In the 2017 Review of the Canadian Pain Society, the consensus statement regarded the therapy of neuropathic pain we can see how disappointing the progress in this field is. Nothing new, only slight shifts in recommendations. Although many pharmacological treatment modalities exist for the treatment of neuropathic pain, nothing new emerged since the entry of the lidocaine plaster. The recommended first line therapies are still based on gabapentinoids and antidepressants. How sad. Both products are troublesome in the elderly due to negative side effects on cognition and behavior. Antidepressants have also been associated with tachycardia and myocardial infarction, while Somnolence, dizziness, edema, and weight gain are common side effects of gabapentin and pregabalin.

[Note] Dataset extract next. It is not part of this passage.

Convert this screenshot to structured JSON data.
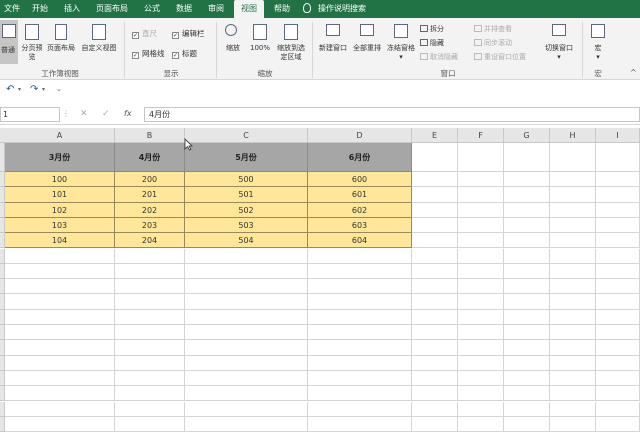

Opioids are promoted to second line choices and the only little positive shift is that cannabinoids have been moved from a fourth-line to a third-line treatment option for neuropathic pain. The fact that opioids including tramadol have been moved from third-line to second-line treatment is a sad one indeed, given the massive problems opioids induce, especially in the elderly.
TI hopes to contribute to a shift in the way we think about treatment of treating neuropathic pain, and are confident, based on new POP that phenytoin cream will become a viable treatment option in the near future. Trial design discussions for phase IIb in 2 academic centers are ongoing. Phase II is scheduled to start in 2018.